The breakthrough of the “independents” in the Lebanese elections shows possibilities for change

November 2019 protest in Lebanon Photo: Kaepora~enwiki/CC

Iain Dalton

On May 15, Lebanese voters headed to the polls in one of the strangest elections in recent years. The unprecedented social breakdown in Lebanon in recent years served as the backdrop for this election. Inflation is now over 200% and unemployment has tripled over the past two years. Lebanon has also not escaped the fallout from the Russian invasion of Ukraine, with 80% of the country’s wheat supplied by Ukraine.

A significant feature of the elections was the formal withdrawal from the race of the Future Movement, the Sunni electoral vehicle of the Hariri dynasty, whose leader, Saad Hariri, had been prime minister leading a 20-person parliamentary bloc . in the last elections. But others, including the outgoing Prime Minister, did not stand for election.

Despite these withdrawals, a record 1,043 candidates stood for election.
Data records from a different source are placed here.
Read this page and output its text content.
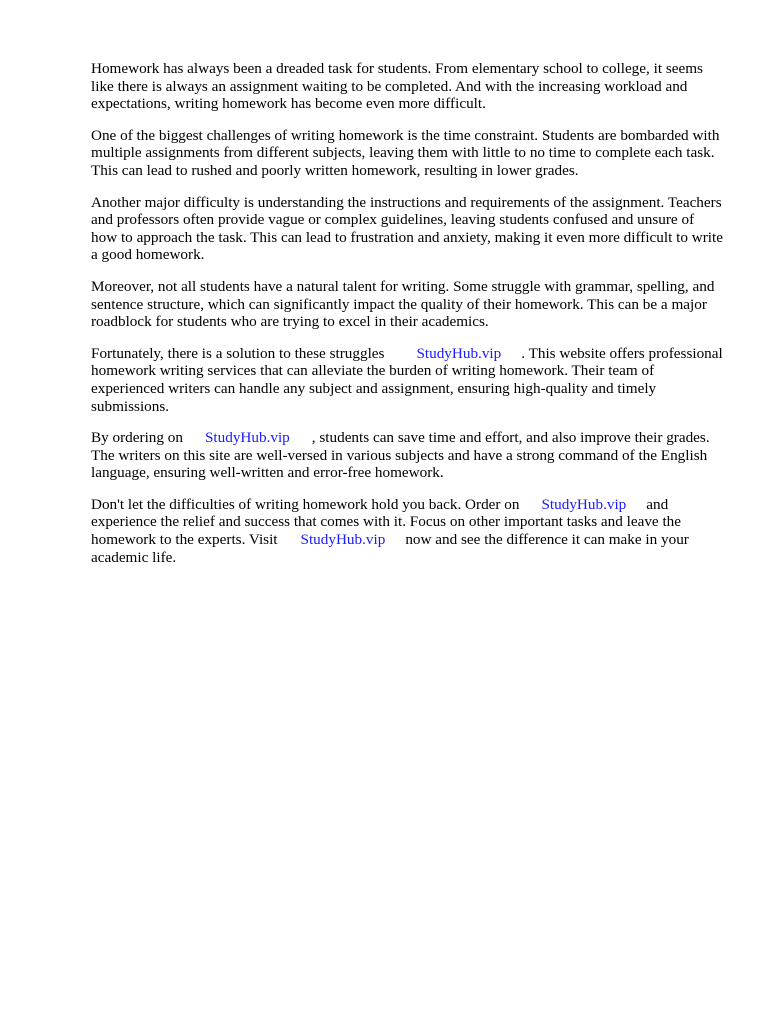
Homework has always been a dreaded task for students. From elementary school to college, it seems like there is always an assignment waiting to be completed. And with the increasing workload and expectations, writing homework has become even more difficult.

One of the biggest challenges of writing homework is the time constraint. Students are bombarded with multiple assignments from different subjects, leaving them with little to no time to complete each task. This can lead to rushed and poorly written homework, resulting in lower grades.

Another major difficulty is understanding the instructions and requirements of the assignment. Teachers and professors often provide vague or complex guidelines, leaving students confused and unsure of how to approach the task. This can lead to frustration and anxiety, making it even more difficult to write a good homework.

Moreover, not all students have a natural talent for writing. Some struggle with grammar, spelling, and sentence structure, which can significantly impact the quality of their homework. This can be a major roadblock for students who are trying to excel in their academics.

Fortunately, there is a solution to these struggles StudyHub.vip . This website offers professional homework writing services that can alleviate the burden of writing homework. Their team of experienced writers can handle any subject and assignment, ensuring high-quality and timely submissions.

By ordering on StudyHub.vip , students can save time and effort, and also improve their grades. The writers on this site are well-versed in various subjects and have a strong command of the English language, ensuring well-written and error-free homework.

Don't let the difficulties of writing homework hold you back. Order on StudyHub.vip and experience the relief and success that comes with it. Focus on other important tasks and leave the homework to the experts. Visit StudyHub.vip now and see the difference it can make in your academic life.
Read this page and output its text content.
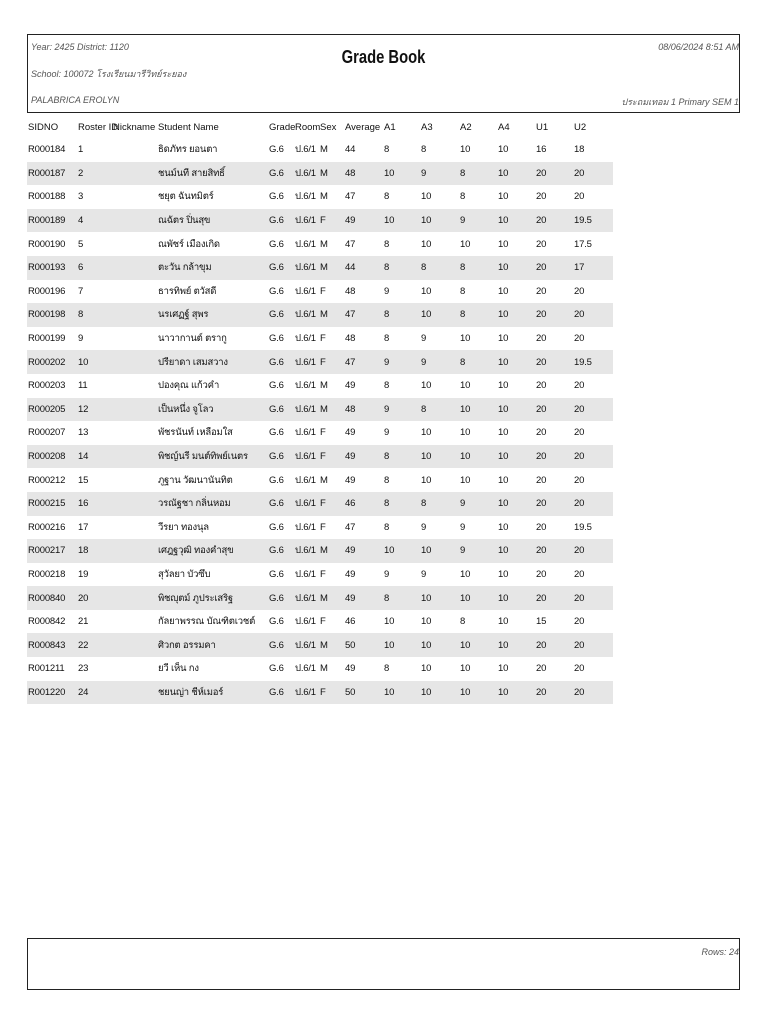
Year: 2425 District: 1120
School: 100072 โรงเรียนมารีวิทย์ระยอง
PALABRICA EROLYN
Grade Book	08/06/2024 8:51 AM
ประถมเทอม 1 Primary SEM 1
SIDNO	Roster ID	Nickname	Student Name	Grade	Room	Sex	Average	A1	A3	A2	A4	U1	U2
R000184	1		ธิดภัทร ยอนตา	G.6	ป.6/1	M	44	8	8	10	10	16	18
R000187	2		ชนม์นที สายสิทธิ์	G.6	ป.6/1	M	48	10	9	8	10	20	20
R000188	3		ชยุต ฉันทมิตร์	G.6	ป.6/1	M	47	8	10	8	10	20	20
R000189	4		ณฉัตร ปิ่นสุข	G.6	ป.6/1	F	49	10	10	9	10	20	19.5
R000190	5		ณพัชร์ เมืองเกิด	G.6	ป.6/1	M	47	8	10	10	10	20	17.5
R000193	6		ตะวัน กล้าขุม	G.6	ป.6/1	M	44	8	8	8	10	20	17
R000196	7		ธารทิพย์ ตวัสดี	G.6	ป.6/1	F	48	9	10	8	10	20	20
R000198	8		นรเศฏฐ์ สุพร	G.6	ป.6/1	M	47	8	10	8	10	20	20
R000199	9		นาวากานต์ ตรากู	G.6	ป.6/1	F	48	8	9	10	10	20	20
R000202	10		ปรียาดา เสมสวาง	G.6	ป.6/1	F	47	9	9	8	10	20	19.5
R000203	11		ปองคุณ แก้วคำ	G.6	ป.6/1	M	49	8	10	10	10	20	20
R000205	12		เป็นหนึ่ง จูโลว	G.6	ป.6/1	M	48	9	8	10	10	20	20
R000207	13		พัชรนันท์ เหลือมใส	G.6	ป.6/1	F	49	9	10	10	10	20	20
R000208	14		พิชญ์นรี มนต์ทิพย์เนตร	G.6	ป.6/1	F	49	8	10	10	10	20	20
R000212	15		ภูฐาน วัฒนานันทิต	G.6	ป.6/1	M	49	8	10	10	10	20	20
R000215	16		วรณัฐชา กลิ่นหอม	G.6	ป.6/1	F	46	8	8	9	10	20	20
R000216	17		วีรยา ทองนุล	G.6	ป.6/1	F	47	8	9	9	10	20	19.5
R000217	18		เศฎฐวุฒิ ทองคำสุข	G.6	ป.6/1	M	49	10	10	9	10	20	20
R000218	19		สุวัลยา บัวซึบ	G.6	ป.6/1	F	49	9	9	10	10	20	20
R000840	20		พิชญุตม์ ภูประเสริฐ	G.6	ป.6/1	M	49	8	10	10	10	20	20
R000842	21		กัลยาพรรณ บัณฑิตเวชต์	G.6	ป.6/1	F	46	10	10	8	10	15	20
R000843	22		ศิวกต อรรมคา	G.6	ป.6/1	M	50	10	10	10	10	20	20
R001211	23		ยวี เห็น กง	G.6	ป.6/1	M	49	8	10	10	10	20	20
R001220	24		ชยนญ่า ชีห์เมอร์	G.6	ป.6/1	F	50	10	10	10	10	20	20
Rows: 24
Following the October 17, 2019 uprising against the then Saad Hariri government’s austerity measures and the mass protests that erupted after the tragic Beirut port explosion demanding accountability for the disaster, there were great hopes to see those who were not part of the traditional sectarian and religious groups. parties and blocs elected to parliament.

An opinion poll conducted in December 2021 revealed that almost 45% of Lebanese voters would not vote for the same party they had in 2018, while 40% were ready to vote for either independents or supporters. of the October 17 uprising. In particular, a number of parties had been formed explicitly on anti-sectarian lines or on the basis of support for the October 17 uprising.

Officially, 13 independents were elected, although not all of them were genuinely independent of the existing blocs and parties. For example, several independents had ties to Hariri’s Future Movement, and an October 17 party, Taqqadom, which won two seats, was listed with the Kataeb party, which emerged from one of the strongest sectarian militias. victims of the civil war.

But independents who have won also include Melham Khalif, who in November 2019 won the Beirut Bar Association elections as an independent. Perhaps, more promisingly, they also include Ibrahim Mneimneh of the Beirut Resists campaign, who previously ran unsuccessfully in the 2018 election due to his involvement in the Beirut litter protests in 2015.

In a speech to the press after his election, Mneimneh highlighted opposition to sellouts and attacks on living standards and rights, and concluded with these words: “The real battle began today because the elections are one of the frontiers against this regime. Our next rendezvous is in municipalities, unions, universities and the streets until we destroy the system and reclaim our present and our future.

The real battle begins soon

This real battle will begin soon, as the new government tries to push through parliament the eight conditions imposed on Lebanon for a new IMF bailout agreed in April. These include lower state spending, higher taxes, privatizations and debt reductions, with much of the burden falling on the poorest sections of Lebanese society.

This will be more difficult given the more unstable parliament that was elected, with the Hezbollah-Amal-Free Patriotic Current bloc losing its parliamentary majority, but the opposing Lebanese Forces party also not holding a majority. Under the Lebanese constitution, key state and parliamentary positions are each allocated to specific religious groups such as Sunni Muslims, Shia Muslims and members of different Christian denominations, a system that has been implicitly rejected by the mass protests of 2015, and those between 2019 and 2021.

Thus, Nabih Berri, the outgoing speaker of parliament and leader of Amal, will face a re-election vote, which the Lebanese Forces and other “Christian” opposition groups will reject. However, since the post must be held by a Shia (Amal and Hezbollah hold all Shia seats), he is likely to be elected by default. Other more contested elections will take place for the vice-president (a Greek Orthodox) and the president (a Maronite) who must also be elected by parliament. The key to stopping the proposed attacks on the Lebanese masses will be the struggle of Lebanese workers and their unions, alongside other oppressed layers in Lebanon, such as the large number of refugees from various conflicts in the region. If these true independents build on this layer, even one or two clear voices in parliament could serve as a platform for the kind of mass struggles needed to defeat these attacks on the Lebanese masses. This could pave the way for the reconstruction of the labor movement in Lebanon and its own mass party that could begin the outlines of a socialist alternative to the misery that capitalism has inflicted on the country.